Look at the way we gotta cover up this body
‘Cause what would they say
If they ever knew
And so we’re

Why can’t you hear anything besides yourselves? We know now, because Katniss taught a generation of children to love reading and survivalism, there should be bird sounds. Or, like, bugs calling to each other in the dark. Where are the night-bugs?

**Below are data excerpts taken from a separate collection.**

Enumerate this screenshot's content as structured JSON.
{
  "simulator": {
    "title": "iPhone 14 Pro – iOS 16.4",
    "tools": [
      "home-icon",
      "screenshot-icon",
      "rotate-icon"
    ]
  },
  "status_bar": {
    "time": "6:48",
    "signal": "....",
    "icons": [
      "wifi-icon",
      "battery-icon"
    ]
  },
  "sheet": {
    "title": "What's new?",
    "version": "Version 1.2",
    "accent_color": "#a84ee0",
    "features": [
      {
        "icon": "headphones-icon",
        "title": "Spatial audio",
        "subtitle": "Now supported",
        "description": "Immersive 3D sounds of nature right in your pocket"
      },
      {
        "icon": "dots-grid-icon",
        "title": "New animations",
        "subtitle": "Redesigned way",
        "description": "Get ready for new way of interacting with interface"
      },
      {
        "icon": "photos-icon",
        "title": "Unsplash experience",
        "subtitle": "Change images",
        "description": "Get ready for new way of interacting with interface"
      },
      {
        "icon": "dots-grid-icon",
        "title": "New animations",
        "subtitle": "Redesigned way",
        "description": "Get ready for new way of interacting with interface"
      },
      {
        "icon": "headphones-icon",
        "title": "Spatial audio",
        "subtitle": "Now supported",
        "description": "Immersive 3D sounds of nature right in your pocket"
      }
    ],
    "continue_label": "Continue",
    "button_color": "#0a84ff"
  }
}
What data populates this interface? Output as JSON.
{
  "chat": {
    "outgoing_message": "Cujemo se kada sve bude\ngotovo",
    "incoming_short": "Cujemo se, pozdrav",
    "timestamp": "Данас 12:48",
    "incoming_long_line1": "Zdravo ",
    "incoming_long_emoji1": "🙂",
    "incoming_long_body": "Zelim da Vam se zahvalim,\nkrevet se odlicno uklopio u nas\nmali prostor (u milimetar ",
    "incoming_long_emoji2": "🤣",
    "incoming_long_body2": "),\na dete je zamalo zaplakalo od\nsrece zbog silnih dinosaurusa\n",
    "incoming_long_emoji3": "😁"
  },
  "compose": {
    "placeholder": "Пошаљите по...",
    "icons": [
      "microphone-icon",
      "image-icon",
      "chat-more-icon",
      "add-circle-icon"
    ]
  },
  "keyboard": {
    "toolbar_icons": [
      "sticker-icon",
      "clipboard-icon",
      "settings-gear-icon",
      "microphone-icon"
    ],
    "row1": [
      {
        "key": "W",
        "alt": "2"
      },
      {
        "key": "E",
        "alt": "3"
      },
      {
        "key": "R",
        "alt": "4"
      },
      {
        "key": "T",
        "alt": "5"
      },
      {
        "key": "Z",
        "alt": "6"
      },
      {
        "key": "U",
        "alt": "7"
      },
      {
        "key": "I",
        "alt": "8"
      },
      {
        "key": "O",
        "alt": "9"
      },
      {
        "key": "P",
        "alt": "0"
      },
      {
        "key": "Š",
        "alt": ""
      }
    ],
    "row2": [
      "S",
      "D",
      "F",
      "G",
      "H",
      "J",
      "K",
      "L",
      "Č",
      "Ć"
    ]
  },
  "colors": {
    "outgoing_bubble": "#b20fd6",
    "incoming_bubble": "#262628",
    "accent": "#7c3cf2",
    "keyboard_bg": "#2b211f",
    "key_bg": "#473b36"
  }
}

Running just as fast as we can, tryin’ to stop the bleeding with our hands
Scrambling to get away into the night and then you put your arms around me
And we tumble to the ground and then you say

They’ve tumbled an above-average number of times now. Is the ground too soft, suggesting ecological devastation? Are their ankles weak? Has the radiation poisoning set in? Applying direct pressure to wounds is pretty smart, though. Maybe we’re starting to get a better sense of the mysterious plot of this new Cloverfield joint?

I think we’re alone now,
Oh, God, what is that approaching sound
We’re definitely not alone now,
I say, there came to my ears a low, dull, quick sound
Such as a watch makes when enveloped in cotton
Are we alone now?
We’ve woken up chained to the cold ground
Can anyone hear us, please
The screaming from our mouths makes a lot of sound
I think we’re alone now,
There doesn’t seem to be anyone around
Like, literally, we’re the last humans alive,
The xenoparasites blebbing from our heart-husks is the only sound

Daaaaaaaamn, Tommy James & the Shondells, this is even bleaker than listening to the extended “muffled upstairs thud” cut of Luka. But, truly, this is the best glimpse we have into the thinking of director Dan Trachtenberg with this claustrophobic scarefest. As the internet scrambles to figure out just what the new movie is about, we’ll be over here poring over these lyrics, looking for any clues, no matter how vague or ambiguous or obviously made-up or arcane.